Our empirical study aims to explore an intuitive method for detecting glitch tokens. To this end, we investigate the differences in the model's behaviors when processing glitch tokens versus normal tokens. Two research questions are raised to guide the study:
RQ1 (Characteristics): What differences are exhibited between glitch tokens and normal tokens at the structural level of an LLM?
RQ2 (Ubiquity): Are the differences discovered in RQ1 prevalent in most LLMs?
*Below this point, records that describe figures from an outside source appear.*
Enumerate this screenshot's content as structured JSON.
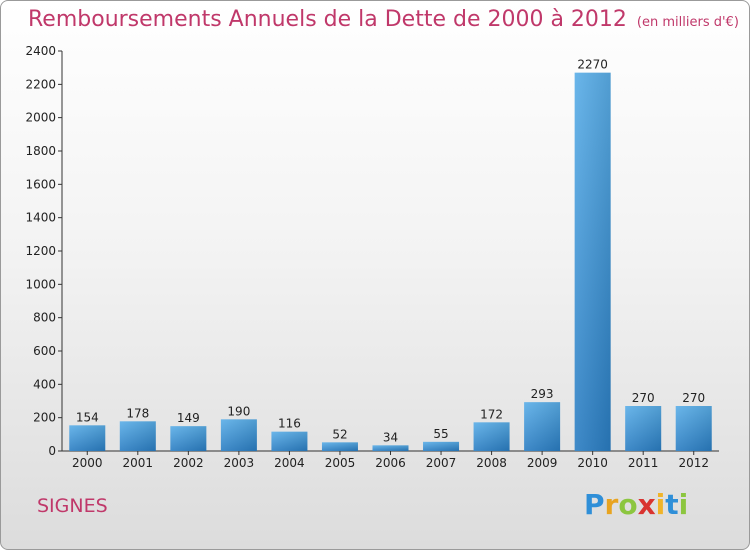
{
  "header": {
    "title": "Remboursements Annuels de la Dette de 2000 à 2012",
    "unit": "(en milliers d'€)"
  },
  "footer": {
    "commune": "SIGNES",
    "logo_letters": [
      "P",
      "r",
      "o",
      "x",
      "i",
      "t",
      "i"
    ]
  },
  "colors": {
    "title": "#c0386a",
    "bar_light": "#5aaee8",
    "bar_dark": "#2a7dc2"
  },
  "chart_data": {
    "type": "bar",
    "categories": [
      "2000",
      "2001",
      "2002",
      "2003",
      "2004",
      "2005",
      "2006",
      "2007",
      "2008",
      "2009",
      "2010",
      "2011",
      "2012"
    ],
    "values": [
      154,
      178,
      149,
      190,
      116,
      52,
      34,
      55,
      172,
      293,
      2270,
      270,
      270
    ],
    "title": "Remboursements Annuels de la Dette de 2000 à 2012",
    "ylim": [
      0,
      2400
    ],
    "yticks": [
      0,
      200,
      400,
      600,
      800,
      1000,
      1200,
      1400,
      1600,
      1800,
      2000,
      2200,
      2400
    ],
    "grid": false,
    "data_labels": true
  }
}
We employ a unified approach to determine whether each token is glitchy or normal in this study. While the symptoms of glitch tokens may vary across different tasks, we consistently utilize a repetition task to construct input sequences for glitch token identification. Specifically, we formulate a prompt for a repetitive task such as ``Can you repeat the token `{token}' and return it back to me?'' This prompt is then fed into the model to assess its ability to accurately reproduce the original token. If the model fails to correctly repeat the token in its output, we classify it as a glitch token. Conversely, if the model successfully repeats the token, we categorize it as a normal token. We traverse all the 32,000 tokens of the Llama2 model and eventually identify 6,425 glitch tokens from the entire vocabulary.
To precisely capture intermediate layer outputs within the model, we resort to a transformer mechanistic interpretability tool named Transformer-lens. Its hook technique enables real-time access of the activation values at all layers and allows code insertion into specific intermediate layers of the model.Â
In this study, we insert hooks into all intermediate layers during the first forward of the tested model. This approach is chosen because the first forward comprehensively reflects the model's understanding of the input sequence and highlights the differences between normal and glitch tokens.